Gallery Round-Up

This seems a good moment to start a series of posts about what’s on in London galleries and museums this month. There’s a pretty good choice this December. Repton’s Red Books are the subject of an exhibition at the Garden Museum. The National Gallery has a free exhibition of Lorenzo Lotto and charging ones of Mantegna and Bellini, and Pictures from Samuel Courtauld’s collection. Annie Alber’s weaving is at Tate Modern. At the RA there are some particularly fine, even if sometimes disturbing, works on paper by Klimt and Schiele from the Albertina in Vienna. The British Museum meantime offers ‘I am Ashurbanipal: king of the world, king of Assyria’. And these are only some of what’s on.

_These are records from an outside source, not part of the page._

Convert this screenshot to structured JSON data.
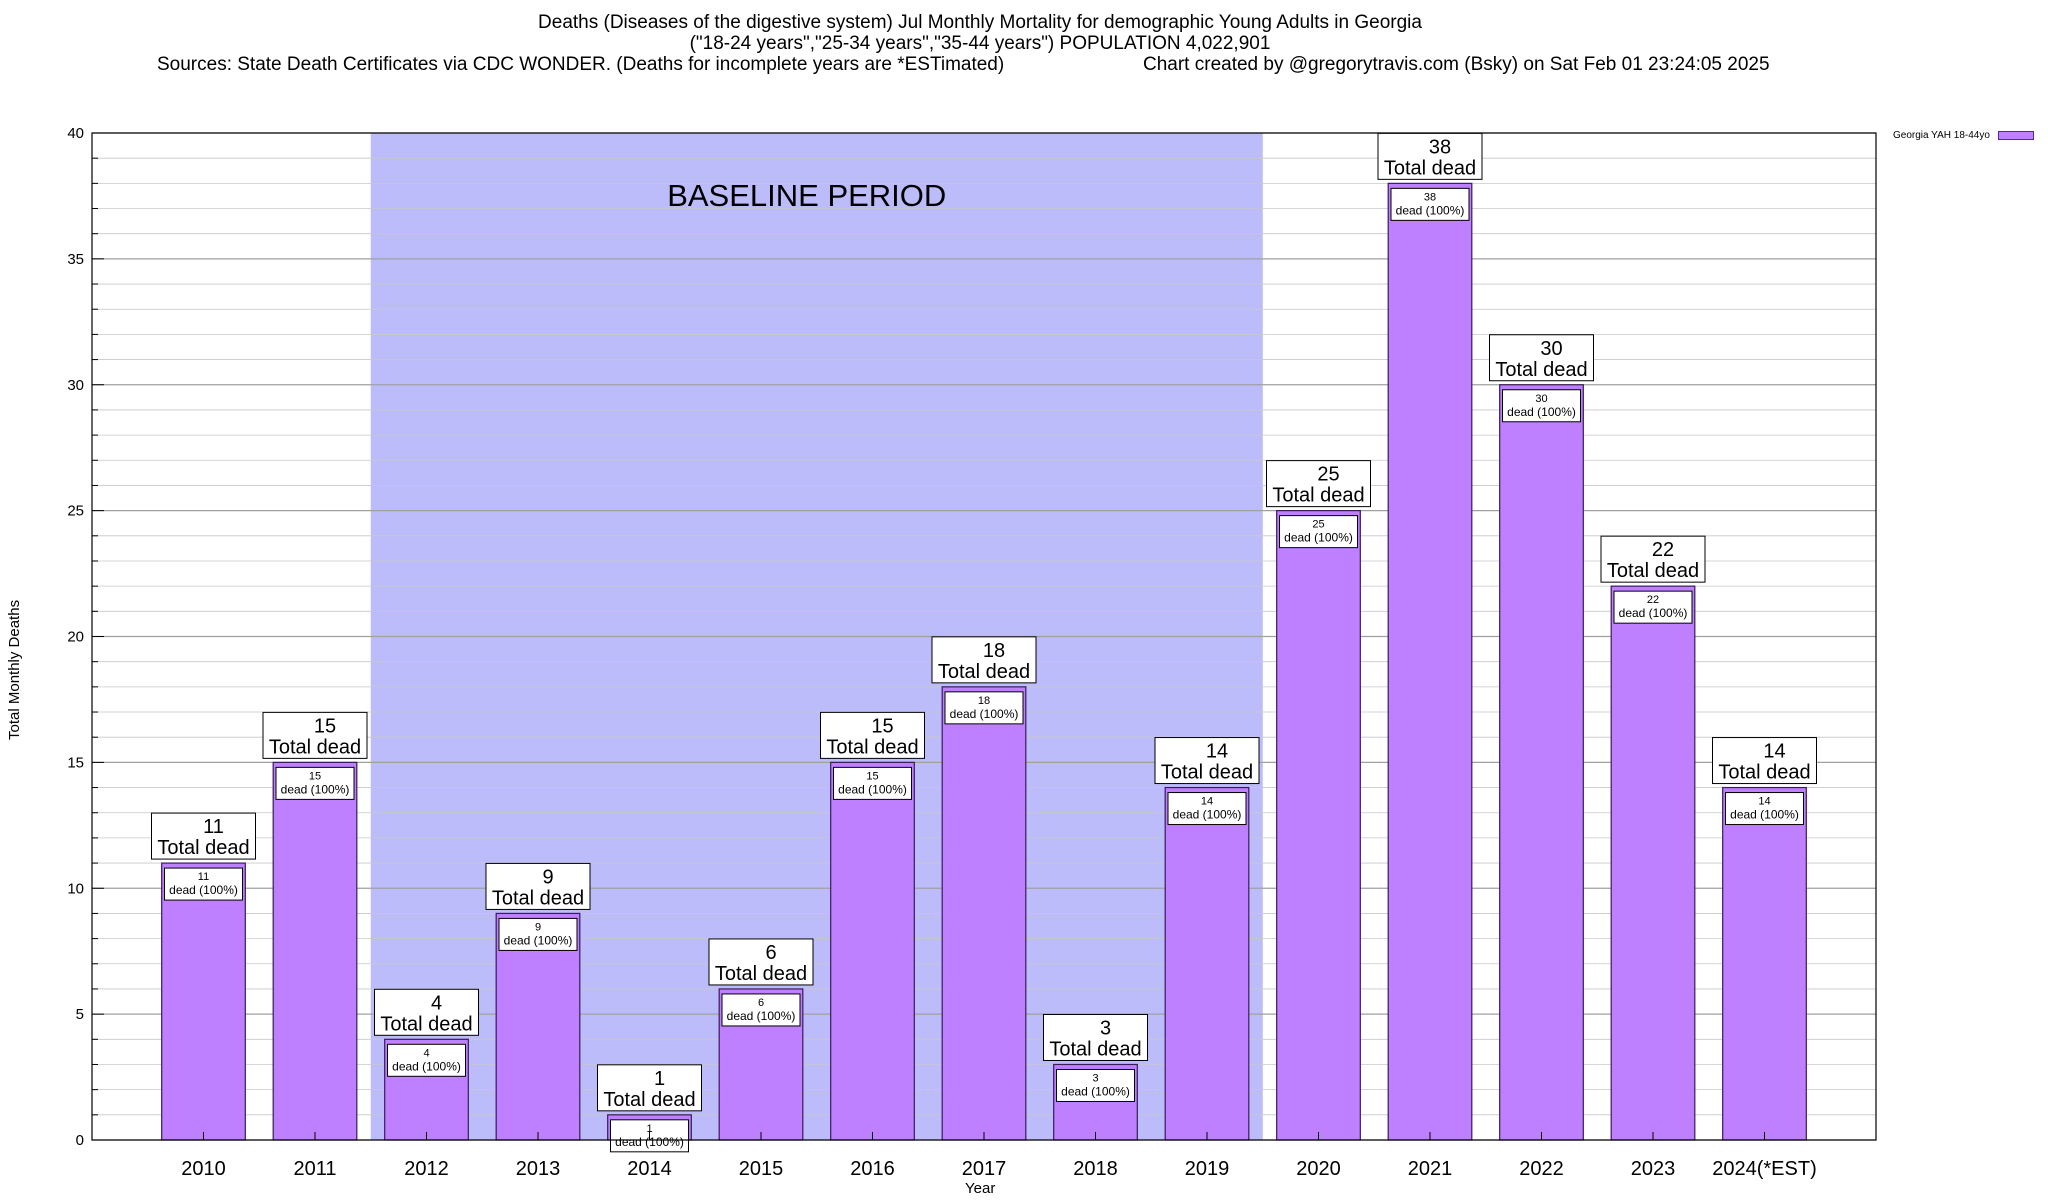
{
  "title": {
    "line1": "Deaths (Diseases of the digestive system) Jul Monthly Mortality for demographic Young Adults in Georgia",
    "line2": "(\"18-24 years\",\"25-34 years\",\"35-44 years\") POPULATION 4,022,901",
    "sources": "Sources: State Death Certificates via CDC WONDER. (Deaths for incomplete years are *ESTimated)",
    "credit": "Chart created by @gregorytravis.com (Bsky) on Sat Feb 01 23:24:05 2025"
  },
  "colors": {
    "bar_fill": "#bf80ff",
    "bar_stroke": "#3a1a5a",
    "baseline_fill": "#bcbcfa",
    "grid": "#c8c8c8"
  },
  "chart_data": {
    "type": "bar",
    "title": "Deaths (Diseases of the digestive system) Jul Monthly Mortality for demographic Young Adults in Georgia",
    "xlabel": "Year",
    "ylabel": "Total Monthly Deaths",
    "ylim": [
      0,
      40
    ],
    "yticks": [
      0,
      5,
      10,
      15,
      20,
      25,
      30,
      35,
      40
    ],
    "grid": true,
    "legend_position": "top-right",
    "categories": [
      "2010",
      "2011",
      "2012",
      "2013",
      "2014",
      "2015",
      "2016",
      "2017",
      "2018",
      "2019",
      "2020",
      "2021",
      "2022",
      "2023",
      "2024(*EST)"
    ],
    "series": [
      {
        "name": "Georgia YAH 18-44yo",
        "values": [
          11,
          15,
          4,
          9,
          1,
          6,
          15,
          18,
          3,
          14,
          25,
          38,
          30,
          22,
          14
        ]
      }
    ],
    "annotation_total_suffix": "Total dead",
    "annotation_inner_suffix": "dead (100%)",
    "baseline_region": {
      "label": "BASELINE PERIOD",
      "from_category": "2012",
      "to_category": "2019"
    }
  }
}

London Art Week, (https://londonartweek.co.uk/) which started a few days ago on Thursday 29th and ends in a few days’ time, seems a good place to start. It’s a collaboration between over 40 leading Mayfair and St James galleries and auctioneers who positively encourage visits from the general public in the hopes of wider publicity and finding new customers. Many put on special exhibitions or store up particular treasures for the occasion. There are in fact two such weeks annually, with the more established one in the summer, but this additional event is running well. Obviously one can’t mention or even get round to seeing everything but since this column is written for pleasure rather than out of commercial motivation I make no apologies for just mentioning the things I liked best.

Sam Fogg in Clifford Street (https://www.samfogg.com) has a fine display of predominantly medieval antiquities. I was particularly taken with a series of early sixteenth-century glass roundels (c 1520-30) with religious subjects or armorials, and areas of a lovely golden yellow achieved through the use of silver stain. They are priced between £4,000 and £7,000. Among many other fine things is a single leaf of Kufic script from a Qua’ran, perhaps originating in ninth-century Damascus. That is priced at £20,000 which seems either a lot for a page or very little for such a rare and beautiful survival over 1,200 years old.

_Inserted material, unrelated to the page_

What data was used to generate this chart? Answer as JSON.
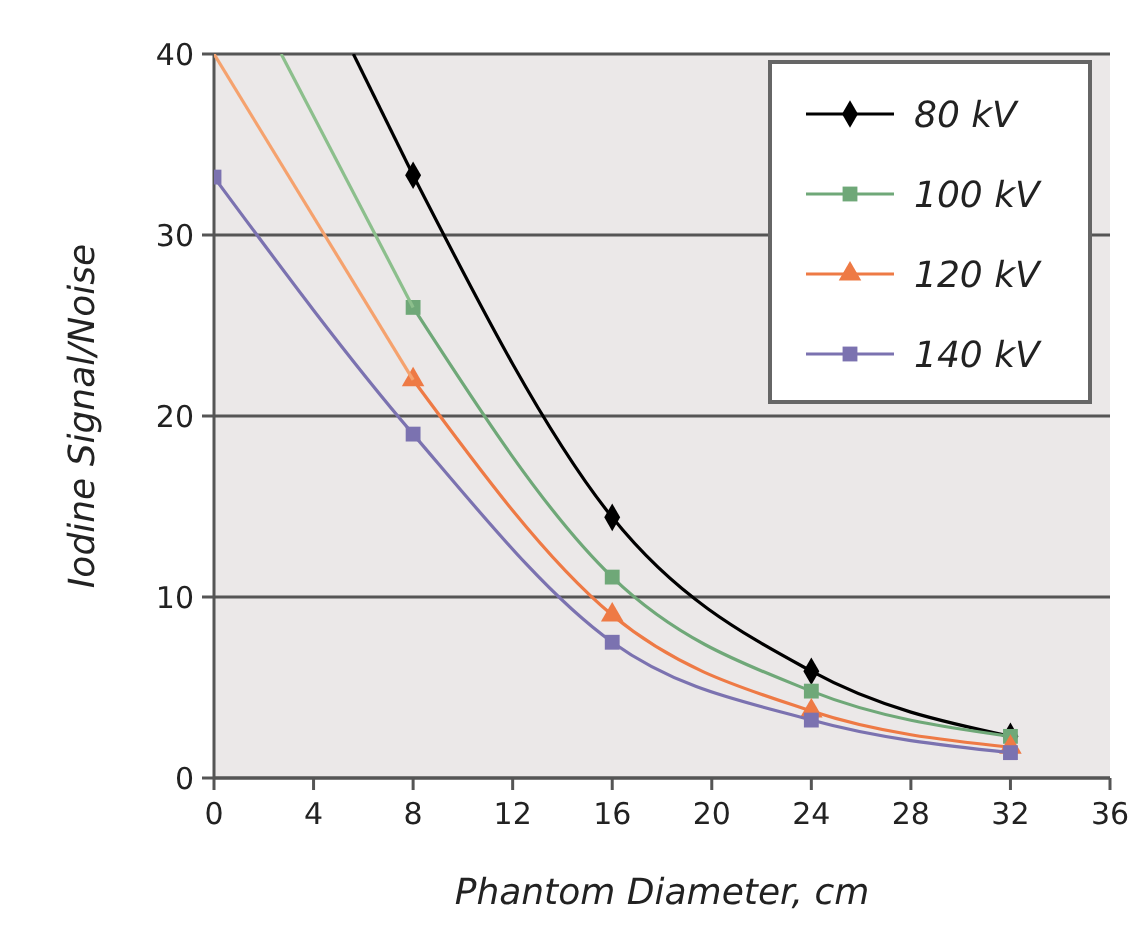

The very grand, but friendly, Robilant and Voena (https://www.robilantvoena.com) in Dover Street have focused on the effect of Artemisia Gentileschi on subsequent painting. As one of the best and best known of seventeenth-century female artists, she could hold her own against nearly all but the very greatest painters of her time, regardless of gender. She is also very now in the year of “Me Too” since she was raped by her father’s studio assistant Agostino Tassi and chose to appear as a key witness in the action her father brought against him for damages to the value and reputation of his unmarried daughter as his property. To ensure the veracity of her evidence it was felt necessary to torture her. Some things at least have changed!

The National Gallery recently paid £3.6 million for her self portrait as St Catherine from about 1616 which alludes, in her representation of herself as a tortured martyr, to these events. On offer here in Dover Street is another painting by her, a full length, very fine and rather later (1625 to 1640) portrait of Antoine de Ville which she signed by painting the silver trinkets around his neck to form her initials. It won’t be cheap -price on application!  Amongst other delights in the same gallery is Pompeo Batoni’s half length 1762 portrait of George Craster, in full red, blue and gold regimentals, painted in Rome and combining swagger with sensitivity I feel as good as anything he did. It has excellent provenance by descent and the painter Nathaniel Dance who was working in Batoni’s Roman studio at the time observed of it “Pompeo has made one of the best heads he ever painted”. It is fairly priced at about £550,000.

In Jermyn Street, Galerie Neuse (http://www.galerieneuse.com) from Bremen have a wonderful display of goldsmiths’ work hosted by the textile dealers S Frances. Amongst many excellent  things is a very fine baroque silver helmet-shaped ewer and basin made in Augsburg  around 1720 by Johann Daniel Schaffler. It entered the Royal Household when Mary of Teck, subsequently Queen Mary, married the then Duke of York and future George V. It was subsequently used, as the inscription on the reverse of the basin attests, to hold the water employed at the christening of their various offspring including the future Edward VIII, and by repute but not noted on the inscription, the present Queen’s father, George VI. It is an outstanding example of how history and association add interest and indeed value to something that was outstanding  right from the time it was made.

Finally the major auctioneers have pulled out all the stops. In particular Christies offer some exceptional lots. Tonight, December 4th, a drawing by Lucas van de Leyden of a young man with a sword is amongst some 200 lots to be sold by Rugby School to benefit its endowment funds. It is arguably the last drawing by the artist, of which only 28 are recorded anyway,  that remains in private hands and might well make over a million pounds. On December 6th the evening old master sale includes a superb Van Dyck Portrait of Princess Mary (1631–1660), daughter of King Charles I of England, full-length, in a pink dress decorated with silver embroidery and ribbons, date-able to 1641. It is estimated to go for between £5 and £8 million.

The events go on until this Friday 7th December and if you in the Mayfair and St James area it’s well worth dropping by to any of the 42 galleries involved, even if you have neither the intention or the means to buy anything. If of course you have you would be even more welcome!